The US Political System Is to Blame for This Pandemic
Donald Trump richly deserves to be condemned for his response to COVID-19. But the catastrophic failures of public policy didn’t start with Trump: this bipartisan disaster has been decades in the making.

President Donald Trump and Vice President Mike Pence meet with Congressional leadership including Nancy Pelosi and Mitch McConnell in the Oval Office of the White House on December 7, 2017 in Washington, DC. (Olivier Douliery / Getty Images)
When historians ask why the United States became the world’s epicenter for the coronavirus, the temptation will be to blame it all on Donald Trump. After all, why wouldn’t they?

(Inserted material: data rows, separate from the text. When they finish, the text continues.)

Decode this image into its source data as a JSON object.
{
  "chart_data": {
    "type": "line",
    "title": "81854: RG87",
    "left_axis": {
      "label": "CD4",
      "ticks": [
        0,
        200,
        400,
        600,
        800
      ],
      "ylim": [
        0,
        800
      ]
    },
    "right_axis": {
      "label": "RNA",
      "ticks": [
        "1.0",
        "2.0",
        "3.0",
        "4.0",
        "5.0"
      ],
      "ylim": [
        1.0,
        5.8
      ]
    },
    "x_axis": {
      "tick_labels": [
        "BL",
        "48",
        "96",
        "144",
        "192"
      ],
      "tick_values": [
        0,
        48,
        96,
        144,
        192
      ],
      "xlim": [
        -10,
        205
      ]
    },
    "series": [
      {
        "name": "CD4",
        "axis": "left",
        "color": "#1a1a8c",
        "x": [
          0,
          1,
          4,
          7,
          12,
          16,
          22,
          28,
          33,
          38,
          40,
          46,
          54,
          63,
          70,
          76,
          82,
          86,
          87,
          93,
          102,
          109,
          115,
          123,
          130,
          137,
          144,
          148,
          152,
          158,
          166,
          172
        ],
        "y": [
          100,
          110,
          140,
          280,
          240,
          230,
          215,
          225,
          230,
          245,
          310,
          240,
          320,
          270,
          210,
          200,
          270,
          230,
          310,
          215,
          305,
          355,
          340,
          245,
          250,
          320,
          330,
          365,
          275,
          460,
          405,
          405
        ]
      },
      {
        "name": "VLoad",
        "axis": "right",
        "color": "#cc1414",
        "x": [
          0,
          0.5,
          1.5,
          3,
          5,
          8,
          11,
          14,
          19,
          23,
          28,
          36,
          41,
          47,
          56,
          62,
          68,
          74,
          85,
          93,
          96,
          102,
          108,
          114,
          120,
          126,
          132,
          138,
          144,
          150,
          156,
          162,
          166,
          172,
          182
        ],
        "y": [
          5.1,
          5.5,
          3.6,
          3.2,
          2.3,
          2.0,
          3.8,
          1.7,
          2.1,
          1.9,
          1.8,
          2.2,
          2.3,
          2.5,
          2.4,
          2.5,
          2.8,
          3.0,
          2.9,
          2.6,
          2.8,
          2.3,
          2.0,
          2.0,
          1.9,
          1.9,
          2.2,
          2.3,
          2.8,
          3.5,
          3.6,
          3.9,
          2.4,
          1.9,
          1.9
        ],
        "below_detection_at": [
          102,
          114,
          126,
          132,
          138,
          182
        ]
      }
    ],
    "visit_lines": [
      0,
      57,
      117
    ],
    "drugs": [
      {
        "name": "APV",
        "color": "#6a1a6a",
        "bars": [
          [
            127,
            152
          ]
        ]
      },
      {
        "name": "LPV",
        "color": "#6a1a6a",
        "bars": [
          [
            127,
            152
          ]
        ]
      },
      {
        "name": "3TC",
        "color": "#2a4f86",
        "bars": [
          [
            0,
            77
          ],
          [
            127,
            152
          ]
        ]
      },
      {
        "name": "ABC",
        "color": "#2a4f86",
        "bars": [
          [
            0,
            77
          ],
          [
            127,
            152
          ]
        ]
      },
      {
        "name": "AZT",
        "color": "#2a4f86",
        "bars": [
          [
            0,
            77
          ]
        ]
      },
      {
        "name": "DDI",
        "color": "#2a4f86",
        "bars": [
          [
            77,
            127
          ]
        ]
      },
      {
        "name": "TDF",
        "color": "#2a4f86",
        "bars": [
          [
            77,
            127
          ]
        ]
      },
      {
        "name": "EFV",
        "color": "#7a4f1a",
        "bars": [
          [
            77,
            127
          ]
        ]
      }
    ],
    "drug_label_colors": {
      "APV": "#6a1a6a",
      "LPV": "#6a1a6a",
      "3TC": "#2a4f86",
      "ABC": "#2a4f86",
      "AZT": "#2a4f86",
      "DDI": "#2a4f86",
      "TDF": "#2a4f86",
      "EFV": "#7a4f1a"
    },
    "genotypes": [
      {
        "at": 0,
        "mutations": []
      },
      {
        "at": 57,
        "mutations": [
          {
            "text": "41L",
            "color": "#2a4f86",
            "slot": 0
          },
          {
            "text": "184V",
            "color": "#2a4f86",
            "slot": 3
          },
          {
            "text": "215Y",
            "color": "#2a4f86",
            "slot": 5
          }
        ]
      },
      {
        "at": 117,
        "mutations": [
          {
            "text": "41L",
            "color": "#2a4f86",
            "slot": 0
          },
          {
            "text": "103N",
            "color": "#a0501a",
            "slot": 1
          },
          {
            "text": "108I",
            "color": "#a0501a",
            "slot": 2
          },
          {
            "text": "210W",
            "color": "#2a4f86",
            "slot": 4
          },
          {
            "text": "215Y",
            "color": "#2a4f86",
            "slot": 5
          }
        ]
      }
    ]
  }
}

Trump disbanded the National Security Council’s pandemic response team in 2018. He scrapped an early warning program for pandemics just three months before the current outbreak. Most of his appointees who had been briefed on possible scenarios by outgoing Obama officials fell victim to his administration’s record-breaking turnover rate. And despite having been repeatedly warned about the virus, not least in his January intelligence briefings, Trump played down its severity for months, fatally misinforming his supporters, and even held rallies.
Since Trump finally decided to take the pandemic seriously, his response has been halting, chaotic, and even vindictive, seemingly withholding aid to Democratic state governments, while stepping it up for Republican ones. When the history of the pandemic is written, Trump will justifiably get the lion’s share of blame for possibly hundreds of thousands of deaths that the United States is predicted to see.